Have you ever heard of King Ludwig of Bavaria? He was this totally wacko king who bankrupted his country in the 19th century building extraordinary castles in the mountains - castles which were built in styles that hearkened back several centuries. It's as if you suddenly started building yourself a Baroque manse to go into your acre lot. When we visited my mom in Germany, we went to see the most famous of these castles, Neuschwanstein, a gorgeous almost toy-like structure that looks like a young girl's princess dreamscape. It's breathtakingly set amidst dramatic viewing points in mountain ridges (this bridge is one of them - it's where the first photo was shot from), but you are never quite free of the haunting thought of the wastefulness of building it while the country was dissolving.

In any case, several years later, when we moved to Philadelphia, Misha came home one day to announce that among the many, many murals that decorate the walls of this city, he had found one dedicated to King Ludwig. Really? King Ludwig? Here? But why? I didn't particularly believe him, and decided that he must have dreamt it, or mistaken something for the castle - especially since all Google searches proved useless. We had a semi-real bet going about it until yesterday. Randomly walking through a small back street on our way home, guess what we found on the corner of Juniper and Spruce?

So the bet is off, and I'll try to doubt Misha less again. It seems that this is a pub called Ludwig's Garten, with its own mural, not one produced by the city, which is probably why it doesn't show up on Google.


Liesl said...

Neuschawnstein is a sight to behold.
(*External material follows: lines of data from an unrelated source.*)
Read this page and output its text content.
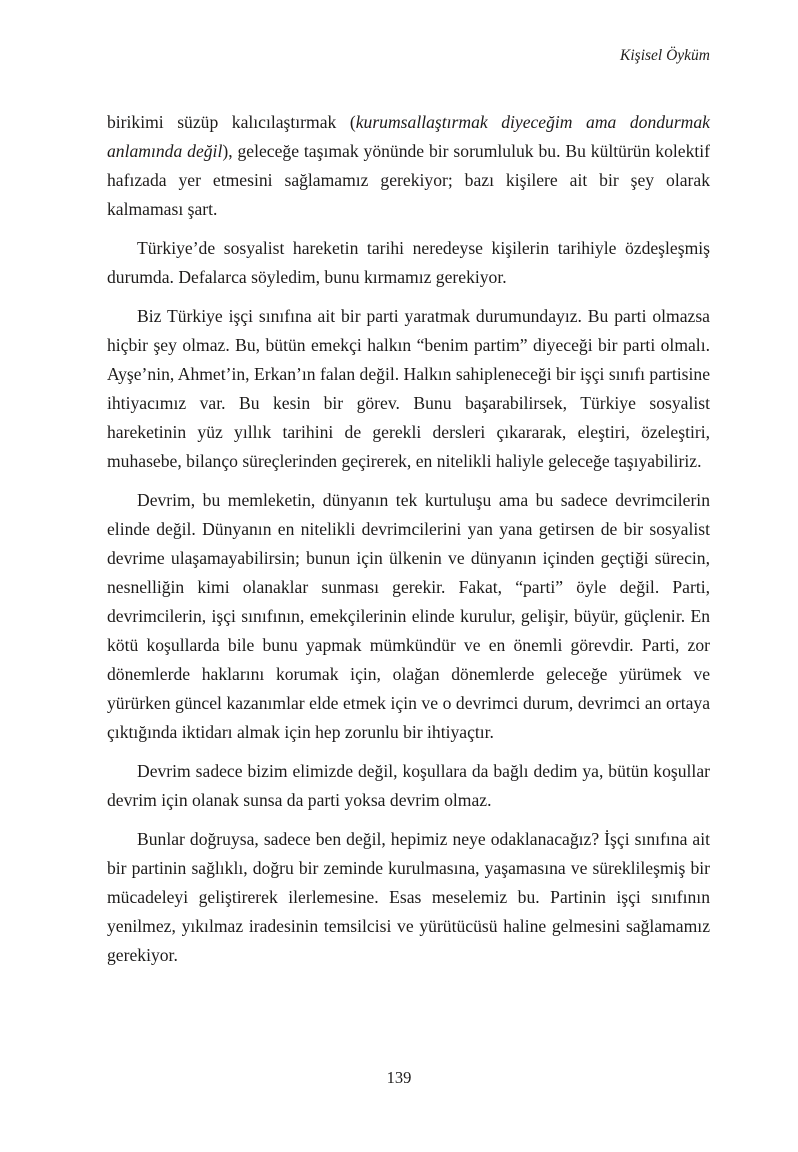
Kişisel Öyküm

birikimi süzüp kalıcılaştırmak (kurumsallaştırmak diyeceğim ama dondurmak anlamında değil), geleceğe taşımak yönünde bir sorumluluk bu. Bu kültürün kolektif hafızada yer etmesini sağlamamız gerekiyor; bazı kişilere ait bir şey olarak kalmaması şart.

Türkiye’de sosyalist hareketin tarihi neredeyse kişilerin tarihiyle özdeşleşmiş durumda. Defalarca söyledim, bunu kırmamız gerekiyor.

Biz Türkiye işçi sınıfına ait bir parti yaratmak durumundayız. Bu parti olmazsa hiçbir şey olmaz. Bu, bütün emekçi halkın “benim partim” diyeceği bir parti olmalı. Ayşe’nin, Ahmet’in, Erkan’ın falan değil. Halkın sahipleneceği bir işçi sınıfı partisine ihtiyacımız var. Bu kesin bir görev. Bunu başarabilirsek, Türkiye sosyalist hareketinin yüz yıllık tarihini de gerekli dersleri çıkararak, eleştiri, özeleştiri, muhasebe, bilanço süreçlerinden geçirerek, en nitelikli haliyle geleceğe taşıyabiliriz.

Devrim, bu memleketin, dünyanın tek kurtuluşu ama bu sadece devrimcilerin elinde değil. Dünyanın en nitelikli devrimcilerini yan yana getirsen de bir sosyalist devrime ulaşamayabilirsin; bunun için ülkenin ve dünyanın içinden geçtiği sürecin, nesnelliğin kimi olanaklar sunması gerekir. Fakat, “parti” öyle değil. Parti, devrimcilerin, işçi sınıfının, emekçilerinin elinde kurulur, gelişir, büyür, güçlenir. En kötü koşullarda bile bunu yapmak mümkündür ve en önemli görevdir. Parti, zor dönemlerde haklarını korumak için, olağan dönemlerde geleceğe yürümek ve yürürken güncel kazanımlar elde etmek için ve o devrimci durum, devrimci an ortaya çıktığında iktidarı almak için hep zorunlu bir ihtiyaçtır.

Devrim sadece bizim elimizde değil, koşullara da bağlı dedim ya, bütün koşullar devrim için olanak sunsa da parti yoksa devrim olmaz.

Bunlar doğruysa, sadece ben değil, hepimiz neye odaklanacağız? İşçi sınıfına ait bir partinin sağlıklı, doğru bir zeminde kurulmasına, yaşamasına ve süreklileşmiş bir mücadeleyi geliştirerek ilerlemesine. Esas meselemiz bu. Partinin işçi sınıfının yenilmez, yıkılmaz iradesinin temsilcisi ve yürütücüsü haline gelmesini sağlamamız gerekiyor.

139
It's a truly beautiful castle, though yes, very lavish. It's no wonder it never got finished.

I don't think I would have believe him either, about the mural.

Anna said...

Haha! I told Misha that the web doesn't believe his tales either without proof :)

We were stunned by both the castle and the grounds - and also by all the other castles Ludwig built. They really were gorgeous! I can't imagine what they would have looked like totally finished.